Overcoming Hurdles to eConsent Adoption

Integrating eConsent into a clinical trial requires coordinated buy-in from a trial site and team to be successful. Engineering eConsent technologies to integrate seamlessly with a trial team’s protocol and approaches is crucial; equally critical is designing these technologies in ways that are intuitive for participants. Safeguarding patient data, crafting streamlined documents compatible with a range of consumer devices, and ensuring that patient-provider-trial team communication is maintained during eConsent are all core to establishing a robust, secure process.

Conclusion

For clinical trial sponsors contemplating introducing eConsent, circumventing the biggest barrier to adoption means focusing on site rollout. By working to simplify its integration and communicate its importance, sponsors can more easily integrate eConsent on the researcher and provider side, ensuring greater buy-in and more standardized application across a trial or trials. This, in turn, can facilitate a slew of related process improvements, including better version control, more consistent data integrity practices, less administrative burden, and more timely insights into the recruiting process.
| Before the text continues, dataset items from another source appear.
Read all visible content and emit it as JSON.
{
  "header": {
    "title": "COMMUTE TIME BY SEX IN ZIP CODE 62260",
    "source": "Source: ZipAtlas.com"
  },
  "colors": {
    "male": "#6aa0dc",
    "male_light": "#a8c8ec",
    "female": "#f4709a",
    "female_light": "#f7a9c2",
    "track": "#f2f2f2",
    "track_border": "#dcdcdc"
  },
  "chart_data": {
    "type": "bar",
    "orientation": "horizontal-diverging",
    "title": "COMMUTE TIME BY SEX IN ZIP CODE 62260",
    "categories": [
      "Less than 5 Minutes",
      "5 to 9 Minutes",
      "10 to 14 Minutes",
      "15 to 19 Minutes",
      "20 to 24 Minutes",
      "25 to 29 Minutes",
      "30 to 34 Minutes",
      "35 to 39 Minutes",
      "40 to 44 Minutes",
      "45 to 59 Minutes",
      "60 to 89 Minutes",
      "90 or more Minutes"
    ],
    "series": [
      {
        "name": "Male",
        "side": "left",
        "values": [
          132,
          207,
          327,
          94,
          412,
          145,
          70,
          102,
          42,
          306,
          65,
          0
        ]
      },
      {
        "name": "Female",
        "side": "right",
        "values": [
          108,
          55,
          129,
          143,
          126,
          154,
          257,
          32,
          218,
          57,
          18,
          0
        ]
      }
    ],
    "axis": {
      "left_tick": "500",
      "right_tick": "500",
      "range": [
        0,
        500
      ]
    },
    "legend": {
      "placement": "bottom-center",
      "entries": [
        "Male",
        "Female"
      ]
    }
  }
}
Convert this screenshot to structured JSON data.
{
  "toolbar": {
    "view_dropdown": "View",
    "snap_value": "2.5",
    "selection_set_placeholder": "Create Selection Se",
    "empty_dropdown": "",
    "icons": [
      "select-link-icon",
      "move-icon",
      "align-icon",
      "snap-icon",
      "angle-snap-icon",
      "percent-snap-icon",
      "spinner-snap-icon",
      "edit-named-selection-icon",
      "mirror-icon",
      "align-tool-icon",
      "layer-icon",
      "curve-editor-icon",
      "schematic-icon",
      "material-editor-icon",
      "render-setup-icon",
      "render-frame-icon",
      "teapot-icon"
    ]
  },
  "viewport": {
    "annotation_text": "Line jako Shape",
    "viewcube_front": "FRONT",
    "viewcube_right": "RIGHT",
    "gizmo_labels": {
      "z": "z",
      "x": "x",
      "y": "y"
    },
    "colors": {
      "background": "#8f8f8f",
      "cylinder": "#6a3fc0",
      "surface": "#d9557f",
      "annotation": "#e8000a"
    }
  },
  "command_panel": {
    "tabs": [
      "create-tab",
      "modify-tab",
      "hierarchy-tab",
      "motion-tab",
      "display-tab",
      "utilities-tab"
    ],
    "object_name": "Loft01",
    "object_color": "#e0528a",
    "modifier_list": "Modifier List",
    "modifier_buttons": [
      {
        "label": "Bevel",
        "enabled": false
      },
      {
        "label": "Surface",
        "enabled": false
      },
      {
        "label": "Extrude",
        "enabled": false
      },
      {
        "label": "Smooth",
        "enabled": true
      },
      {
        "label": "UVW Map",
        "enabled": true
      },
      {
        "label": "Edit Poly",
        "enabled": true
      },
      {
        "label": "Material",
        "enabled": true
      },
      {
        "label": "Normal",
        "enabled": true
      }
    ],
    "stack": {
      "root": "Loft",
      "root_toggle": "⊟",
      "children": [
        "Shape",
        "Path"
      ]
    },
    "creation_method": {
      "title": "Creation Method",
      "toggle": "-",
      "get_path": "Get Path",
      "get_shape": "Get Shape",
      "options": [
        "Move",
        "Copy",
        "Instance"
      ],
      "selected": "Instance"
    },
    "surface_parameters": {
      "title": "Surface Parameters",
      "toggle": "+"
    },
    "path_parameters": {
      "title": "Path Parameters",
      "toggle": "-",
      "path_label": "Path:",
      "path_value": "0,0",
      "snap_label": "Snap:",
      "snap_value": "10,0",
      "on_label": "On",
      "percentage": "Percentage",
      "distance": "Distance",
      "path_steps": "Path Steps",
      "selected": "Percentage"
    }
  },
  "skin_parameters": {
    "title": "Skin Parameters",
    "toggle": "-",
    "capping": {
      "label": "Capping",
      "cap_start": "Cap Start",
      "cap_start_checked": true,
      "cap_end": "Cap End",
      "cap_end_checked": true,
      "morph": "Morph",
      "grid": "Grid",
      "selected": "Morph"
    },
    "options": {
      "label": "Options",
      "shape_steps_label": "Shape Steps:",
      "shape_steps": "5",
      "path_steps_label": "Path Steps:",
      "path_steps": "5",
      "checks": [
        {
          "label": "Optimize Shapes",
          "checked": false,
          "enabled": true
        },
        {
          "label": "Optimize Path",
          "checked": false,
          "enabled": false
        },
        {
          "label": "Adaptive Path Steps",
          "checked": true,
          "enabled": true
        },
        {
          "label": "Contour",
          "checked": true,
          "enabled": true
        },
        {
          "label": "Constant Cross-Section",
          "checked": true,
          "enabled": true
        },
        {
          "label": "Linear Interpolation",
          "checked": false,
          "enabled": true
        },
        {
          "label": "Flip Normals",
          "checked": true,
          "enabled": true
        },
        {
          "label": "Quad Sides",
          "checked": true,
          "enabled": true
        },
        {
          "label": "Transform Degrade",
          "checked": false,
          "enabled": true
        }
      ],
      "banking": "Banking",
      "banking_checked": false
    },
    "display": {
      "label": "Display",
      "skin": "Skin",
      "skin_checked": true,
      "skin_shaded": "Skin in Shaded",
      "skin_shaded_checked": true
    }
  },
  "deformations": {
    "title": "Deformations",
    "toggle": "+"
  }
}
For many trials, eConsent and other technologies like ePRO and eCOA exist separately, alongside additional applications for recruiting participants and performing trial tasks. By working to integrate these disparate programs and applications into interconnected platforms with a single access point for users, clinical trial sponsors can create a more positive experience for patients and a more simplified, functional tool for tracking patient participation.

As regulators have begun signaling a preference for digitalized data collection, the advantages of eConsent have made it an increasingly crucial consideration for trial sponsors. By partnering with organizations with the requisite expertise and experience, sponsors can realize transformative gains in participant diversity, recruitment, and retention. Likewise, further optimizing these technologies as trials continue to grow in complexity represents a vital consideration for sponsors hoping to realize compounding benefits and avoid the pitfalls of dated, difficult consent protocols.